[Leica] IMGS: Tests with MM and M246
Peter Klein
boulanger.croissant at gmail.com
Thu Feb 11 20:16:03 PST 2016
Howard: There is a little round sensor on the upper front area of the
digital Ms. The camera compares the amount of light this sensor receives
with the amount of light the main sensor receives though the lens, and
comes up with an estimated f-stop based on the difference. Like any
metering system, it can be fooled if the area measured and averaged is not
actually average (e.g. a high contrast scene).
Leica has said that they don't consider the information accurate enough,
which I assume is why they don't put it in the standard EXIF field for the
f-number. Instead, it goes in the manufacturer's proprietary area. Some RAW
image editors see and transfer it to that standard field, and some don't.
There may be some difference in how the various editors interpret the
information, or how Leica derives it based on coding or manual entry.
What I don't understand is why Capture One displays my M8's estimated
f-numbers, but not my (MM) Monchrom.
--Peter
On Thu, Feb 11, 2016 at 5:35 PM, Howard Ritter <hlritter at bex.net> wrote:
> Can anyone explain how Lightroom reports an aperture for images made with
> M cameras, which don’t have a way to report their aperture setting to the
> camera? All the camera knows is what the lens’s maximum aperture is, as
> reported by the 6-bit code or manually.
>
> I just ran off a series of images with a coded 24/2.8, one at each usual
> stop from 2.8 to 16. LR reports the apertures as 2.8, 3.4, 4.8, 6.8, 9.5,
> and 13. The aperture could be inferred from the integrated light intensity,
> but only if the camera knows the intensity of the illumination of the
> subject, which of course it doesn’t. I’m puzzled not only by the fact that
> LR reports an aperture setting, which the camera has no means of knowing,
> but even more by the fact that the values are different for each exposure,
> increasing continuously in the right direction, and most of all by the fact
> that the values are, as Tina says, in the ball park. And the Mac’s Preview
> app reports an Aperture Value, which for the same sequence of images also
> increases correctly, but ranges from 2.97 to 7.4.
>
> With a non-coded 35/1.4 and lens data entered manually, LR reports the
> apertures as 1.4, 2, 2.8, 4, 4.8, 8, 9.5, and then drops to 4 for f/22.

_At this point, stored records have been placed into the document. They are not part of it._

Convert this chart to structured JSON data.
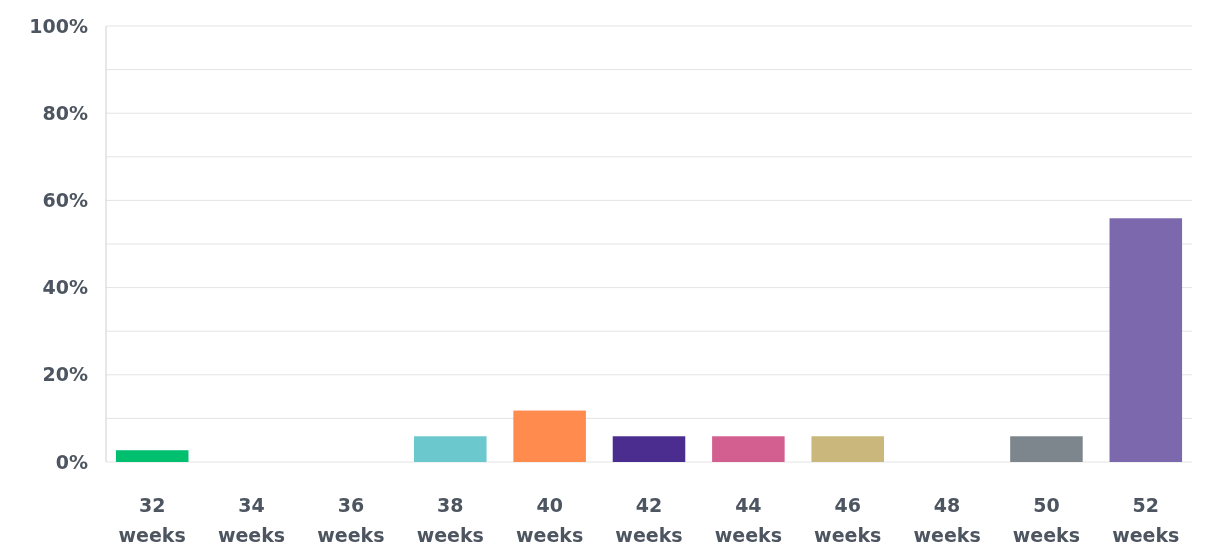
{
  "chart_data": {
    "type": "bar",
    "categories": [
      "32 weeks",
      "34 weeks",
      "36 weeks",
      "38 weeks",
      "40 weeks",
      "42 weeks",
      "44 weeks",
      "46 weeks",
      "48 weeks",
      "50 weeks",
      "52 weeks"
    ],
    "values": [
      2.7,
      0,
      0,
      5.9,
      11.8,
      5.9,
      5.9,
      5.9,
      0,
      5.9,
      55.9
    ],
    "colors": [
      "#00bf6f",
      "#a0a0a0",
      "#a0a0a0",
      "#6bc8cd",
      "#ff8b4f",
      "#4a2d8f",
      "#d25f90",
      "#c9b77b",
      "#a0a0a0",
      "#7d868c",
      "#7b68ad"
    ],
    "ylim": [
      0,
      100
    ],
    "yticks": [
      {
        "value": 0,
        "label": "0%"
      },
      {
        "value": 10,
        "label": null
      },
      {
        "value": 20,
        "label": "20%"
      },
      {
        "value": 30,
        "label": null
      },
      {
        "value": 40,
        "label": "40%"
      },
      {
        "value": 50,
        "label": null
      },
      {
        "value": 60,
        "label": "60%"
      },
      {
        "value": 70,
        "label": null
      },
      {
        "value": 80,
        "label": "80%"
      },
      {
        "value": 90,
        "label": null
      },
      {
        "value": 100,
        "label": "100%"
      }
    ],
    "grid": "y"
  }
}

> Preview does much the same thing but less accurately, reporting a
> progression from 0.97 to 6.5, but then dropping to 6 for f/22.
>
> With the same non-coded lens, but the lens data manually entered
> incorrectly as 90/2, LR gave the apertures as 2, 2, 2.8, 4.8, 5.6, 8, 9.5,
> and 4. Preview gave them as 2, 2, 2.97, 4.5, 4.96, 6, 6.49, 4.
>
> I am completely baffled. Anyone have an answer? How do the programs derive
> a value for f/stop? Since LR and Preview report different apertures for the
> same exposure, it can’t be just information supplied by the camera. The
> camera knows what the maximum aperture of each lens is, but what, the
> camera or the program, or both, decides that a lens is set to that, or to
> anything smaller?
>
> —howard
>
>
> > On Feb 11, 2016, at 6:07 PM, Tina Manley <images at comporium.net> wrote:
> >
> > Yes, my LR EXIF has aperture information for every photo I've taken when
> > the lens information is supplied by the 6-bit code. That's true for all
> of
> > my digital M's. It's usually in the ballpark but this time since I knew
> I
> > had only used the lens wide open or at f/8, I noticed particularly that
> the
> > apertures were wrong.
> >
> > Tina
> >
> > On Thu, Feb 11, 2016 at 6:03 PM, Howard Ritter <hlritter at bex.net> wrote:
> >
> >> Tina—
> >>
> >> An M has no way to sense what aperture the lens is set to. There’s no
> >> mechanical or electronic link from the aperture to the camera. The
> camera
> >> reads the 6-bit coding to know what model the lens is, and the cam gives
> >> focus information to the camera, but that’s it.
> >>
> >> I saw the aperture reported in the EXIF for your Beard’s Bread image on
> >> Pbase, but unless that was manually entered, I can’t imagine where it
> comes
> >> from.
> >>
> >> Have you seen LR, PS, or any other program appear to be reporting
> aperture
> >> in the EXIF of an image made with an M?
> >>
> >> —howard
> >>
> >>
> >>> On Feb 11, 2016, at 12:48 PM, Tina Manley <images at comporium.net>
> wrote:
> >>>
> >>> PESO:
> >>>
> >>> I did some tests with the Noctilux and Summilux on the MM and M246….I
> >> did notice that neither camera
> >>> records the aperture correctly because all of the photos were either
> shot
> >>> wide open or at F/8 and they were not recorded that way.